Honestly, I never thought much about my future paychecks when I decided to pursue teaching as my college major.  As a kid, I had always respected my teachers and thought highly of them (most of them, at least) as model citizens in our small town.  Financial stability seemed to be part of that elevated status.  

Unfortunately, it wasn’t until my “Intro to Teaching” class in college where on the first day our instructor told us, “Why do you want to be a teacher?  The pay is lousy.”

Talk about a bummer way to start my adventure in teacherhood.  I think this guy was trying to get us to realize teaching is something you do for more than a paycheck.  His approach just wasn’t quite as polished as it could be.  Or maybe he wanted to scare away all the undergrads who thought teaching would be a cinch job – summer vacations, 8:00 to 3:00 work hours, and all those notions.

Studies and Statistics

Depending on whom you ask, teachers are either overpaid or underpaid.  If you ask me, I’d probably say it depends on the teacher.  (If you ask the New York Times, it’s . . . complicated.)

Actually, someone DID ask me about teacher pay once.  It was when I was teaching at my first job and the local newspaper wanted to interview various teachers about potential state legislation increasing teacher pay (the bill failed, by the way).  At the time of the interview, my answer was basically, “I’m not in it for the money, but I’d happily take more!”  

If I remember correctly, I also talked about how I was a single young teacher living in a small apartment and could easily get by on a modest salary.  (Times have changed.  Just ask my wife and five kids.  And two dogs.  And six cats.)

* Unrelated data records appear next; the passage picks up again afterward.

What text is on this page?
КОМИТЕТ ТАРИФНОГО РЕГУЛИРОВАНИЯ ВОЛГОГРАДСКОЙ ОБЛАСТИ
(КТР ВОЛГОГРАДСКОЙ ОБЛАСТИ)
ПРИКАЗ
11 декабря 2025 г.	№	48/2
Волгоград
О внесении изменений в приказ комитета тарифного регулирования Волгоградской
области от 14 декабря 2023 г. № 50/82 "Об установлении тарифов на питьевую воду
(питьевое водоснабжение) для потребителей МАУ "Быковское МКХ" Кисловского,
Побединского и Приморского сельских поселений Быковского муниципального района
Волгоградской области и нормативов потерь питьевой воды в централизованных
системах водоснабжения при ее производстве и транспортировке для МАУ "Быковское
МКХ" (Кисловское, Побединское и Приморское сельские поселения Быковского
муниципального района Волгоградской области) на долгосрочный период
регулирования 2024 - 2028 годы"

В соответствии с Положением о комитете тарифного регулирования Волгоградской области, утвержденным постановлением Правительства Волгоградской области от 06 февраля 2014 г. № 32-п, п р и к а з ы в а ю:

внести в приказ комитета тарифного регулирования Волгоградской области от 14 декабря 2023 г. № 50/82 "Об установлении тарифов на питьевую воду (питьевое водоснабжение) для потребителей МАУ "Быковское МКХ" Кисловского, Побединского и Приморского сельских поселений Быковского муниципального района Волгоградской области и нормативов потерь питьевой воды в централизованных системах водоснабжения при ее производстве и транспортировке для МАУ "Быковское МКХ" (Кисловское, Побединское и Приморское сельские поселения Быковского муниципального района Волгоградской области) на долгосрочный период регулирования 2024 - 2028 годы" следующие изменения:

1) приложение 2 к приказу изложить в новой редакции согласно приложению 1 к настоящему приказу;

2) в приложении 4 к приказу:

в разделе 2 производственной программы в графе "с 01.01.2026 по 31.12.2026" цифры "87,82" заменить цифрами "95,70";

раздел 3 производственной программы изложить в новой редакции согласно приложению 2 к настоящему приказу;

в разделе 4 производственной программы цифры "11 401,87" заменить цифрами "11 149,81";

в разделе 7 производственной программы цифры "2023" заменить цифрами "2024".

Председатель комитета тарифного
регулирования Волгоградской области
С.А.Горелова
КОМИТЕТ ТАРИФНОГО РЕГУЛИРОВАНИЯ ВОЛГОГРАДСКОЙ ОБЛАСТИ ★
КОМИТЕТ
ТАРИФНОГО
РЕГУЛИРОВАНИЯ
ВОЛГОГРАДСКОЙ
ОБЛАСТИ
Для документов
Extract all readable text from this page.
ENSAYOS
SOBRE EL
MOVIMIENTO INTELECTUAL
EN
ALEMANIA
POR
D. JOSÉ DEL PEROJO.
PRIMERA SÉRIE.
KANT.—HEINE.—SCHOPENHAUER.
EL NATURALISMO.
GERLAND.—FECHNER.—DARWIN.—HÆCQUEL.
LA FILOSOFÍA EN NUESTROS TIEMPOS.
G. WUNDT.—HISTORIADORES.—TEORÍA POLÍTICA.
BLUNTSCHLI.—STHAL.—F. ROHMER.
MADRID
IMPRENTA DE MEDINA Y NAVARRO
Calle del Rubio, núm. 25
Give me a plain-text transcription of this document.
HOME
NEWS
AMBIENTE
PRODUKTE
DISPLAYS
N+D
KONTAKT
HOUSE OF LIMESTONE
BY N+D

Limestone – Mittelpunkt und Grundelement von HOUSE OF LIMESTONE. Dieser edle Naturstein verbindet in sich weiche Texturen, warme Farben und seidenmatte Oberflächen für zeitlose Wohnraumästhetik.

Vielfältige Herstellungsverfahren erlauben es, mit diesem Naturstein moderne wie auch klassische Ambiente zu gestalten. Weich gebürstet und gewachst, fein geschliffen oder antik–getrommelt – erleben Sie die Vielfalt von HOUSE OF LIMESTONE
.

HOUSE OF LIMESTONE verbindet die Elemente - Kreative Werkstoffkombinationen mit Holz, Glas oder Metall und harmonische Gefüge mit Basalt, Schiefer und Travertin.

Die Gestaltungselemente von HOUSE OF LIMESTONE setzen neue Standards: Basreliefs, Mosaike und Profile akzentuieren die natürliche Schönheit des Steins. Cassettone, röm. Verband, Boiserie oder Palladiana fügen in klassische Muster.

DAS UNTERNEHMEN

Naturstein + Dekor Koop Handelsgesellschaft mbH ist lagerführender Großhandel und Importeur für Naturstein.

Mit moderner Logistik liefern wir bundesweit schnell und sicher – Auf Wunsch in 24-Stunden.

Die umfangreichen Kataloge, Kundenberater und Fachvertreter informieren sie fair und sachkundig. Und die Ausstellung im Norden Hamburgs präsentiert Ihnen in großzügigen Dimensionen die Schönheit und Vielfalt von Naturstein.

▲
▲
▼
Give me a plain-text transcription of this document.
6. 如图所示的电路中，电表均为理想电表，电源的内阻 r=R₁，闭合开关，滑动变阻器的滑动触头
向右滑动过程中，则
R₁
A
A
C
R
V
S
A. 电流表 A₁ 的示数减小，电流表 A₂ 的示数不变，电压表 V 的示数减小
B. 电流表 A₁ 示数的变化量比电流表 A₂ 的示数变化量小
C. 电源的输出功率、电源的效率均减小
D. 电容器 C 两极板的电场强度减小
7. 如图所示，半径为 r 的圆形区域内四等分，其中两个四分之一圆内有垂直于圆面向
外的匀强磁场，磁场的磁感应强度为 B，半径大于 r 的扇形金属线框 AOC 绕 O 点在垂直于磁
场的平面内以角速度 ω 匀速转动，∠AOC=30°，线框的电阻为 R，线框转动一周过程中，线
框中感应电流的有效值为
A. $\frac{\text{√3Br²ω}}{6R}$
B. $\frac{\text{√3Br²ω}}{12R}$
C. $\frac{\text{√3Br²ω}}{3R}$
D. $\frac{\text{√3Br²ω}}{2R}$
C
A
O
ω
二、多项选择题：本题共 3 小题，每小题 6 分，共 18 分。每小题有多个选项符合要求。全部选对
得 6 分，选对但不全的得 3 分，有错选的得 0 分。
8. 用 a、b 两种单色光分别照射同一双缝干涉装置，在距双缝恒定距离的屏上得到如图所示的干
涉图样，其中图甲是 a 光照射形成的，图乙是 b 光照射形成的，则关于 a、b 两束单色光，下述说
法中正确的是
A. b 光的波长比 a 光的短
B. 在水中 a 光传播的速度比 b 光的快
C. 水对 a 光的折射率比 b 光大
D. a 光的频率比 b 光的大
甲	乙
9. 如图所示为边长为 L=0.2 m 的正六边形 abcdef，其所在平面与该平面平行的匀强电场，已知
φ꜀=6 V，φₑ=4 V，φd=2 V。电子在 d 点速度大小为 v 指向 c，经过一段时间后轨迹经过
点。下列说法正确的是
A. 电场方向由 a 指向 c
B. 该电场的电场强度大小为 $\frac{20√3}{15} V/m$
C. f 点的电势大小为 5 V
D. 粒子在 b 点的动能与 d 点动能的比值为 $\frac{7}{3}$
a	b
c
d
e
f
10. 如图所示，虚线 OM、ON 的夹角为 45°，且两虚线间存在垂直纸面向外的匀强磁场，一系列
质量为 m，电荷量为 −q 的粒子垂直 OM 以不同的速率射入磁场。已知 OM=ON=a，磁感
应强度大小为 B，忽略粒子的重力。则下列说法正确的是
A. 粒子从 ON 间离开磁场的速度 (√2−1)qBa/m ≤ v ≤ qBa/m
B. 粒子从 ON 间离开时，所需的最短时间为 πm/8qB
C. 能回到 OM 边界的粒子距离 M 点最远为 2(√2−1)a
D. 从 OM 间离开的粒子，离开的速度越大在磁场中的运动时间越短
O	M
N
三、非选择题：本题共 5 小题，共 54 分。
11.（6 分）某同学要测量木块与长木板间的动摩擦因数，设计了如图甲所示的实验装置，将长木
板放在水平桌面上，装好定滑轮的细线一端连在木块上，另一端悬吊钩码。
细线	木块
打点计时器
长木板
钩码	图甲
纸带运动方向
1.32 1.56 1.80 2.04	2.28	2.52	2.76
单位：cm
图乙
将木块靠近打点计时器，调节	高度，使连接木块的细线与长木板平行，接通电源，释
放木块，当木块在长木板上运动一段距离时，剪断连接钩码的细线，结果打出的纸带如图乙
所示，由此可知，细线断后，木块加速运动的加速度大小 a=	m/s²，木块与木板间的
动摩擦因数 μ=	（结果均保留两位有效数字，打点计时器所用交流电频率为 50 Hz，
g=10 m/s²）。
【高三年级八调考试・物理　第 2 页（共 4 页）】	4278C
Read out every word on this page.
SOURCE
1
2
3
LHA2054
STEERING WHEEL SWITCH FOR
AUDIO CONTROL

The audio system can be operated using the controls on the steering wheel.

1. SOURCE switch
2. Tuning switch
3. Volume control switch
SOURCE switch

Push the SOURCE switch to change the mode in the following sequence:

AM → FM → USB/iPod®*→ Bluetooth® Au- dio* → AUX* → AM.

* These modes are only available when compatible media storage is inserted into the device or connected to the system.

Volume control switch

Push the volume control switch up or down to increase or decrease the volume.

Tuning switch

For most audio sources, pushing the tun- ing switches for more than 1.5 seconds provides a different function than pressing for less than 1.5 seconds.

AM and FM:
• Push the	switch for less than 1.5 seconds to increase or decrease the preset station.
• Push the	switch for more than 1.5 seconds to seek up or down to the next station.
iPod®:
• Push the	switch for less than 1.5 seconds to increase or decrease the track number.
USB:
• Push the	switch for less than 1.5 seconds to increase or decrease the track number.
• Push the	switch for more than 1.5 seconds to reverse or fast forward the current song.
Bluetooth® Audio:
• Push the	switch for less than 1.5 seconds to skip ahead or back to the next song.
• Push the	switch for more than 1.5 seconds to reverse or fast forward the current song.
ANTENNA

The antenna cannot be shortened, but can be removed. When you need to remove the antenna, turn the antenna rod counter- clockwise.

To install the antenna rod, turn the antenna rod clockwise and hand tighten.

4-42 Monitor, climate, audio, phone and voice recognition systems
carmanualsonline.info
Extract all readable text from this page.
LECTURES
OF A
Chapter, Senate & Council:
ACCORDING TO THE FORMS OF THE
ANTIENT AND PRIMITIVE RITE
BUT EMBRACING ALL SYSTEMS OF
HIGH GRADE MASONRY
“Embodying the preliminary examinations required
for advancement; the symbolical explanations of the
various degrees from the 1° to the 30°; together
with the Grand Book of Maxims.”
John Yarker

The only other thing I recall from the interview is I explained how there are multiple opportunities for teachers to increase their paychecks.  Teachers typically “move up the pay scale” for taking graduate courses and completing additional degrees.  Teachers can often receive stipends for attending workshops and other “professional development” opportunities outside of the regular school schedule.  Teachers also receive a little bit of extra pay for helping out with extracurricular activities–coaching, sponsoring clubs and activities, leading committees, and so on.  

Of course, all of this extra work does require extra minutes, hours, days, weeks, and more.  Speaking of which . . . 

Time after time . . .

Other studies report on the amount of time teachers spend working.  Things are much more complicated than the notion that teachers get three months off for summer vacation.  Again, I think it depends on the teacher.  But here’s a neat “infographic” that breaks things down:


Of course, this image was brought to us by, so it may be a little biased.  

Other reviews are mixed, including ones that review similar data by the Bureau of Labor Statistics (glass half-full vs. glass half-empty).  There are also some interesting results from a teacher survey completed by Scholastic and the Bill & Melinda Gates Foundation, summarized here in The Washington Post.  You can find more details, including state-by-state results, at this link.

So how does this all relate to superheroes?  

(You mean, besides the lame Herc reference above?)

Back in the 1970s, Marvel Comics featured a superhero team called “Heroes for Hire, Inc.” founded by Iron Fist and Power Man (Luke Cage, the original “Hero for Hire.”)  The basic premise is superheroes will help out the common man–security, investigation, thwarting the schemes of villians–all for a fee.  

70s heroes Heroes_for_Hire_1997,_1 h4h1_1

Through the years, the Heroes for Hire team has undergone various incarnations, including several attempts at long-running series.  Most of the series, though, last for about a year before getting cancelled.  It seems that the idea of superheroes working for hire–albeit a realistic scenario–is not as appealing to readers as their pro bono colleagues with secret identities.  

By the way, Hercules has been a member of the Heroes for Hire from time to time.  Even the “Prince of Power” needs to pay the bills.

Teachers need to an income, too.  But it’s more than a paycheck.  It should be a labor of love.

Happy Labor Day to teachers everywhere.  And remember how you can contribute to the “strength, prosperity, and well-being” of your students and community.  It is a priceless gift.